Roma capitale. Ma dei divorzi, si è appreso qualche giorno fa. I dati del Tribunale, infatti, dicono che sono aumentati del 16 per cento sia i giudiziali sia i consensuali. “Sono gli uomini a chiederlo, anche ultrasettantenni”, ha detto qualche giorno fa al Corriere della Sera la sociologa Censis Ketty Vaccaro che, alla domanda “come si spiega che Roma sia la capitale dei divorzi?” ha risposto: “Nelle grandi città la fragilità delle unioni è maggiore, le occasioni di incontri sono più frequenti, le donne lavorano, nella coppia si creano barriere determinate dalla mancanza di tempo per stare insieme e dalla difficile gestione dei figli. I nonni spesso abitano lontano e non possono alleggerire le incombenze familiari”. Che cosa c’entri Roma non si è ben capito, fatto sta che due giorni dopo (ieri) si è assistito intanto al divorzio di anime nel centrodestra, sempre sul nome di Guido Bertolaso: la Lega Nord di Matteo Salvini non ha gradito l’atteggiamento dell’ex Capo della Protezione civile in tema “rom”. Men che meno ha gradito il suo voler ricordare l’amicizia d’antan con il candidato pd (renziano) Roberto Giachetti e con l’ex sindaco Francesco Rutelli. Risultato: Salvini che dice “a scatola chiusa non compro nulla”, Giorgia Meloni che annuncia che non presenzierà al pranzo con Silvio Berlusconi (vuole “chiarimenti con gli alleati”) e Fracesco Storace, leader de “La Destra”, che ribadisce: voglio andare da solo.

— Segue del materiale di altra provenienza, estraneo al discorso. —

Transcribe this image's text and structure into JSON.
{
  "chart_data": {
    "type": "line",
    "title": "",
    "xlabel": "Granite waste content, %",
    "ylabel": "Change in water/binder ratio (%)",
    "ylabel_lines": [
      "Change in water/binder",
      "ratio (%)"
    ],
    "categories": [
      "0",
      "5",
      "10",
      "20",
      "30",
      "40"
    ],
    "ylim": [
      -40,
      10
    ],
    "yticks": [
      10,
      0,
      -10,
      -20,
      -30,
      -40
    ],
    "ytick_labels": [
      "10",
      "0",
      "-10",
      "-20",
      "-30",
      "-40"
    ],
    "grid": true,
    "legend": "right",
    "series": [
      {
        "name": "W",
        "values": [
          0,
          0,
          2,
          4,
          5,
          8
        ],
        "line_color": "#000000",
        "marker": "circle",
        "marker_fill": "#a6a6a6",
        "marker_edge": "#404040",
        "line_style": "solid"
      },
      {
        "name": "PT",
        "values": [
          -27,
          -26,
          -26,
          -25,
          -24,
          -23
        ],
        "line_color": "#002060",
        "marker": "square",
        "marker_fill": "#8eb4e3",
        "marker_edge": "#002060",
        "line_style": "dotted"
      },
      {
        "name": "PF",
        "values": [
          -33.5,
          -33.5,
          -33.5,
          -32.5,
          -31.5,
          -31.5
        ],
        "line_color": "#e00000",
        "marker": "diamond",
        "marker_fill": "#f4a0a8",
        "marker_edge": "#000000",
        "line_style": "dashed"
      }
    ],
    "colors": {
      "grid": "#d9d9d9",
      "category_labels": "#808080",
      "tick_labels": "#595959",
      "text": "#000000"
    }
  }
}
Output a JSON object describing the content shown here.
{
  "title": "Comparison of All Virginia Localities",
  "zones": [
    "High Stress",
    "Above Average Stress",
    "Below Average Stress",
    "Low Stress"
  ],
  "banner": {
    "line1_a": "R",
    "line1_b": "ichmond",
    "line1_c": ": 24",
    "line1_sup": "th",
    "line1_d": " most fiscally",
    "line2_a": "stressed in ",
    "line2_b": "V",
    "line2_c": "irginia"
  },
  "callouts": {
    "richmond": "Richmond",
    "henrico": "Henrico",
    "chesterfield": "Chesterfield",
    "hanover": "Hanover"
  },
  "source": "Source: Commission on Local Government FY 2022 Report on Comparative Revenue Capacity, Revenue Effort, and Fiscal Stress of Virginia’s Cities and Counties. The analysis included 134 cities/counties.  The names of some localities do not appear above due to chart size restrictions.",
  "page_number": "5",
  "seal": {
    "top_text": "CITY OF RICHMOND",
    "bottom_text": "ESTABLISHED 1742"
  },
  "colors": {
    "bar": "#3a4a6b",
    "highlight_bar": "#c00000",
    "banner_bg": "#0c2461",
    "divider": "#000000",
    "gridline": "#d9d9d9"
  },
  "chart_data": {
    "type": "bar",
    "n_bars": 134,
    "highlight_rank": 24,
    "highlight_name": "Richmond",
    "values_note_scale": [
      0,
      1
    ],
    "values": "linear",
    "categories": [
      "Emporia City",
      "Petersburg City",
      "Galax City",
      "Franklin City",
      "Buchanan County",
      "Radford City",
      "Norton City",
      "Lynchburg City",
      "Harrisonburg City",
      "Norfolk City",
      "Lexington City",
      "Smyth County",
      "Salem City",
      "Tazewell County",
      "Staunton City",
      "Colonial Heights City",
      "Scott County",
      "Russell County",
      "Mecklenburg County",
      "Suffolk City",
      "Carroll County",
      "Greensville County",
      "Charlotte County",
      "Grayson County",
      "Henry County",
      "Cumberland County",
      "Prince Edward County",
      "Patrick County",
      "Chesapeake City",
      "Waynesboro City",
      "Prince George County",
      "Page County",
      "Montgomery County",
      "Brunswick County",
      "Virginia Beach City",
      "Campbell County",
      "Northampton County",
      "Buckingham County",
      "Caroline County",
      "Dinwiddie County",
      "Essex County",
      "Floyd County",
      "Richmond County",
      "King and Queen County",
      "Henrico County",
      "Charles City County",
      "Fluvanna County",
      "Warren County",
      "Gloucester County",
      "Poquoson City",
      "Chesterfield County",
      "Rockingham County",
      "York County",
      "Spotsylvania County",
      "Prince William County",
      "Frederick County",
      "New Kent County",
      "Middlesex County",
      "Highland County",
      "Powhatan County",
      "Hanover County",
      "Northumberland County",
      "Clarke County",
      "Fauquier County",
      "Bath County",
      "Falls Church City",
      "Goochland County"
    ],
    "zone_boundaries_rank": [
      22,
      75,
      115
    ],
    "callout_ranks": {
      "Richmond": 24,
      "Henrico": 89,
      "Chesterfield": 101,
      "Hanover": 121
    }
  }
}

Arfio. E ieri su Twitter impazzavano i commenti all’intervista a Libero di Alfio Marchini, candidato sindaco (Lista civica “Io amo Roma”) e portatore dell’idea di “moratoria di cinque anni sulla sòla, cioè sull’imbroglio propinato dalla politica ai cittadini. Se il capo non ruba, il romano è onesto”. Altre frasi cult: “Bertolaso è lo zorro de’ noantri, non fa che parlare della sua bravura” e “ via rom e accattoni”.